The research reported in this paper provides validation of a notched disk M(N) specimen geometry for both static and dynamic fracture toughness testing. More specifically, the work verifies the proposed procedure for the determination of the fracture toughness of materials most commonly used in plate-like configurations and extends its application to the dynamic case. The notched disk M(N) specimen has an axisymmetric notch machined on one of its faces, is clamped on its periphery, and is loaded axisymmetrically in a direction normal to its plane for both the precracking and loading-to-failure portions of the test. The advantage of this specimen geometry is that it is free from the adverse edge effects that exist in the standard C(T) specimen. Furthermore, a uniform plane strain state along the crack front induces a triaxial tensile stress and a small plastic zone. Finally, the specimens may be manufactured without difficulty.

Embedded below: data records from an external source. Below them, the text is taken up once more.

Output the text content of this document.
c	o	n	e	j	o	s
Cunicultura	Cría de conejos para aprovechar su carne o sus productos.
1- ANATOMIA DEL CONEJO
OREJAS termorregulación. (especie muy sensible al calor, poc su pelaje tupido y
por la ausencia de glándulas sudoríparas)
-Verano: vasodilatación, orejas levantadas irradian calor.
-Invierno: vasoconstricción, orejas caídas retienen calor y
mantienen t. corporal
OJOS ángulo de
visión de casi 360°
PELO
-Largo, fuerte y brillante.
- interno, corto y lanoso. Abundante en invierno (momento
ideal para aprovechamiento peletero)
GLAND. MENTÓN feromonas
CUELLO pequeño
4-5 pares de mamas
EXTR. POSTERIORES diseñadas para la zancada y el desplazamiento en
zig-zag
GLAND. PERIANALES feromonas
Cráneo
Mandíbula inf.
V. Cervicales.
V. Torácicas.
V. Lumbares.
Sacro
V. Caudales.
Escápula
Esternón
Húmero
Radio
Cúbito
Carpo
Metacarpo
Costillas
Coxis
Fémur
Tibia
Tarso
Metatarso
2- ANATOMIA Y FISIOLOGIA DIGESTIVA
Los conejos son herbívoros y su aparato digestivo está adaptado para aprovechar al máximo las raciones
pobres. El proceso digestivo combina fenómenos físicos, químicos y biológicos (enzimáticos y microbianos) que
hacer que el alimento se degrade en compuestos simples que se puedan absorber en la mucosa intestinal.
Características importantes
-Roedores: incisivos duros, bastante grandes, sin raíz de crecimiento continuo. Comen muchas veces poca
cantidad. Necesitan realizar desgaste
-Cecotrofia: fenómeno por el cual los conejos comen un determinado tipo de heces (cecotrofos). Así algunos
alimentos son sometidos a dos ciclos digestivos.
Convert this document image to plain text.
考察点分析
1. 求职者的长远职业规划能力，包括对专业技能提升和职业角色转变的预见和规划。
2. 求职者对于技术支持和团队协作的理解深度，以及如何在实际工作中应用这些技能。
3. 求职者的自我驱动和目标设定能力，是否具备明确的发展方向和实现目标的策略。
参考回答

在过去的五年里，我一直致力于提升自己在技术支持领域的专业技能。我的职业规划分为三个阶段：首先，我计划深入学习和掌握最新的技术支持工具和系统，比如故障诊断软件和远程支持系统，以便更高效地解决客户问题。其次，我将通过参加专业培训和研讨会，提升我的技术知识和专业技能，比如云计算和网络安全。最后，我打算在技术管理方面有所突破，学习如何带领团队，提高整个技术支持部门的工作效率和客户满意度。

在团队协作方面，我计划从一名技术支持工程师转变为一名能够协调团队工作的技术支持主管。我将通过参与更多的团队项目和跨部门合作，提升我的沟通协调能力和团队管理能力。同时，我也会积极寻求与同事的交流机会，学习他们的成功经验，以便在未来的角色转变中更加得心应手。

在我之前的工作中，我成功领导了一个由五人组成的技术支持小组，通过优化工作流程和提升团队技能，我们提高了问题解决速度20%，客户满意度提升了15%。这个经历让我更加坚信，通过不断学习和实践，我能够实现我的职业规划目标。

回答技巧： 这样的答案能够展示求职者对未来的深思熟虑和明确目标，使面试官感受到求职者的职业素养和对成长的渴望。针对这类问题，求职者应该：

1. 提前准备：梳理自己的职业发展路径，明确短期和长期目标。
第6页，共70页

Also reported in this paper are the findings of finite element analyses of both the 3-mm and 4-mm notch specimen geometries. Parametric studies emphasize the influence on the stress intensity factors of the notch location with respect to the clamped boundary. Stress intensity factors are evaluated for different crack lengths and orientations by the crack opening displacement method, the modified crack closure integral approach, and the virtual crack extension technique. The results, presented as normalized stress intensity factors, are essential for a reliable reduction of the test data.

Fracture toughness testing of an A17075-T651 aluminum alloy was performed using 3-mm notch depth M(N) plate specimens. For dynamic fracture toughness testing, the 4-mm notch depth specimens, manufactured from polystyrene resins, were used.

Using the procedure fully detailed in the body of this_paper, the static fracture toughness of A17075-T651 was determined as K_Ic = 31.4 MPa √m, while the dynamic fracture toughnesses of polystyrene using the M(N) specimen geometry were between 0.73 and 0.99 MPa √m. These values indicate that the M(N) specimen geometry testing capabilities are substantiated.